Taxable Side Hustle Income
The work-from-home culture has made side hustles more popular than ever. Side hustle income can include money from rental houses or from properties listed on vacation apps like Airbnb. It can also include income from online ventures, often received through payment apps like Venmo and Zelle.
Is Rental Income Taxable?
Rental income is taxable, but you are allowed to deduct a host of expenses from it — basically any cost you incur getting your property ready to rent and maintaining it once it’s rented.
Are Payments From Venmo, Zelle, Cash App and Other Apps Taxable?
You must pay taxes on money you earn from a business or from providing goods or services regardless of how that money is paid to you. As of 2022, payment apps are required to report to the IRS if they pay an individual more than $600 in a calendar year.
Read more: “Payment Apps and IRS Taxes: PayPal, Venmo, Zelle, Cash App and More”
Are Crowdfunding and Hobby Income Taxable?
Crowdfunding income refers to money received through fundraising efforts, often on platforms like GoFundMe or Kickstarter. Hobby income includes money made practicing a hobby not specifically undertaken for profit.
Both hobby and crowdfunding income are taxable. However, if you incur expenses carrying out your hobby, you can deduct them from your hobby income before paying taxes.
Taxable Gifts
Gift income refers to money received without getting something in return. Gifts can come from a spouse, another family member, a friend or a charitable organization.

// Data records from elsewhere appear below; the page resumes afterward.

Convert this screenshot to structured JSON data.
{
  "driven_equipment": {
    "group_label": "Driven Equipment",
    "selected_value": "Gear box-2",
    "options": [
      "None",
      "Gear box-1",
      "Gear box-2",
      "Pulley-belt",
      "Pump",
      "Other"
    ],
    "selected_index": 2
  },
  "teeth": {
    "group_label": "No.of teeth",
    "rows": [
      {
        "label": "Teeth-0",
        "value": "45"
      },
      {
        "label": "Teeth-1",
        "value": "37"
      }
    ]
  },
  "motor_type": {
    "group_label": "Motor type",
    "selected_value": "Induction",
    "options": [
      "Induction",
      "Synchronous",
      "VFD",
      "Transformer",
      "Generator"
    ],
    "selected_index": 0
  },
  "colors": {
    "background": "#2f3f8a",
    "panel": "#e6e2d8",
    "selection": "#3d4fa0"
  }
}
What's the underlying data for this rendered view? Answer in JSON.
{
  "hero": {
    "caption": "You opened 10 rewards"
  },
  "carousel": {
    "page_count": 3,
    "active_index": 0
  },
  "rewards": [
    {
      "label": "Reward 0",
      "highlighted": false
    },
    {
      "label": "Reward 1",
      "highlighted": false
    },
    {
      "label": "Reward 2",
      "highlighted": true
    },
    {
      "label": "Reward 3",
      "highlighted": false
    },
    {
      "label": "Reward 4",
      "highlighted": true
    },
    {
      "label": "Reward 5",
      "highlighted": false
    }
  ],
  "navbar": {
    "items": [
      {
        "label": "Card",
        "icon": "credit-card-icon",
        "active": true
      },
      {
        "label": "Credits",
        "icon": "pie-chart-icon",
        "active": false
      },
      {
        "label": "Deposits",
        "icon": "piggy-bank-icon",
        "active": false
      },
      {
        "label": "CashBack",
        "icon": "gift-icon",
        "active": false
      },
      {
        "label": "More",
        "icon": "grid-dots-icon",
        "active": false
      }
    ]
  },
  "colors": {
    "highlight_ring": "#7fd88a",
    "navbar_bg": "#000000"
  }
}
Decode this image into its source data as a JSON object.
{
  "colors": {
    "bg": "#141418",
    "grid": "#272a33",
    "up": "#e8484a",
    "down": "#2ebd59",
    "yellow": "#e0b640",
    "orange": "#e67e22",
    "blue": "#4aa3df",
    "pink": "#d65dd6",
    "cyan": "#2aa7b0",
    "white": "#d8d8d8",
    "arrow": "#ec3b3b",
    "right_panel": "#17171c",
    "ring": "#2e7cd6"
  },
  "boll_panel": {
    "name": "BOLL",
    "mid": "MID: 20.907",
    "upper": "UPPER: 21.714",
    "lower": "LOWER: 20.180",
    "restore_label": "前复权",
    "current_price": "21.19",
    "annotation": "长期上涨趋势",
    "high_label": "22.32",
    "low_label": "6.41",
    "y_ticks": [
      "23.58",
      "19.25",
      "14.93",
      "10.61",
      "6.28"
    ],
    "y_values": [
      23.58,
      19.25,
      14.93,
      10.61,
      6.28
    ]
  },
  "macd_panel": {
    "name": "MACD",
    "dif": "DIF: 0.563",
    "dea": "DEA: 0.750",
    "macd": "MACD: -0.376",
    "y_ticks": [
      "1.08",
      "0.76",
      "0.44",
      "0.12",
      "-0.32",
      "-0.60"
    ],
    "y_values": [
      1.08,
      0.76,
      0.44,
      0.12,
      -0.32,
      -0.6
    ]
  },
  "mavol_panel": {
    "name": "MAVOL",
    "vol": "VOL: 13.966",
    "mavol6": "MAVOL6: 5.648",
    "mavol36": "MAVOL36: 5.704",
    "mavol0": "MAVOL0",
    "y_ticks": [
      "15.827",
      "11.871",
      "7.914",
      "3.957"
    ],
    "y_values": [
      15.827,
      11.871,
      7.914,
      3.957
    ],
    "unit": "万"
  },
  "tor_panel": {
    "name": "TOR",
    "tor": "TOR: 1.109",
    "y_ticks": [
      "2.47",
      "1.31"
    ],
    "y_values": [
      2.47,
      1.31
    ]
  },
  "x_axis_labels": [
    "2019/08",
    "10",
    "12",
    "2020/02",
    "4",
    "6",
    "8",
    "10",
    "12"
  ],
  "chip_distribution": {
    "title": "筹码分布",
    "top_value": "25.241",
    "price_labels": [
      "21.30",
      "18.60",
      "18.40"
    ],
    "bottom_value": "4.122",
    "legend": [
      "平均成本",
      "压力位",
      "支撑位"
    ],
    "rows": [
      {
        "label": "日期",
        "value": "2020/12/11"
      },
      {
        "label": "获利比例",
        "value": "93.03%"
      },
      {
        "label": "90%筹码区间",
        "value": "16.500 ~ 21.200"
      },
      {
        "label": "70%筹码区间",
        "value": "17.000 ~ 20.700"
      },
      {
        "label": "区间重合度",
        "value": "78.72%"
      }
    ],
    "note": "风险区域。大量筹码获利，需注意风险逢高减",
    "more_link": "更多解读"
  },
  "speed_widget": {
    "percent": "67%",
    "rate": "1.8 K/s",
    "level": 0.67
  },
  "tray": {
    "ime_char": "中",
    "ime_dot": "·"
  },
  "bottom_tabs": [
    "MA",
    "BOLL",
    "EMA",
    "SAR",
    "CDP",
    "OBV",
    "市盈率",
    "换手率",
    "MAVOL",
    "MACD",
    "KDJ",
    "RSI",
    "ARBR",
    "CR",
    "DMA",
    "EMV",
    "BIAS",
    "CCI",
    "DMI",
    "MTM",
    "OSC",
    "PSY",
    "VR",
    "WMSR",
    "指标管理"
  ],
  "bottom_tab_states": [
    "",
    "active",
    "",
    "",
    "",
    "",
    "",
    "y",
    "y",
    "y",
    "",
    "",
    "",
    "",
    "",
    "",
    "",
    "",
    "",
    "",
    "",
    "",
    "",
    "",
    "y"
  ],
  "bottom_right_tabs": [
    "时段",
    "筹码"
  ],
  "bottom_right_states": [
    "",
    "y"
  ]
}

Is a Gift From a Spouse Taxable Income?
While most gifts are taxable above a certain dollar value, spouses are free to give each other as much as they want.
Is a Gift From Someone to Help With Medical Expenses or Tuition Taxable?
If a gift is made by a family member and used specifically for education or health care, it is also excluded from the gift tax.
Miscellaneous Taxable Income
Only the bounds of your own creativity and ingenuity limit the ways you can earn income, but two we haven’t mentioned to this point are gift cards and gambling.
Is a Gift Card Taxable Income?
Yes, gift card income is treated as ordinary income when given by an employer, such as for a bonus, and as gift income when given by a friend or relative.
Is Gambling Taxable Income?
Gambling winnings are taxed by the IRS and must be included on your tax return as “other income.”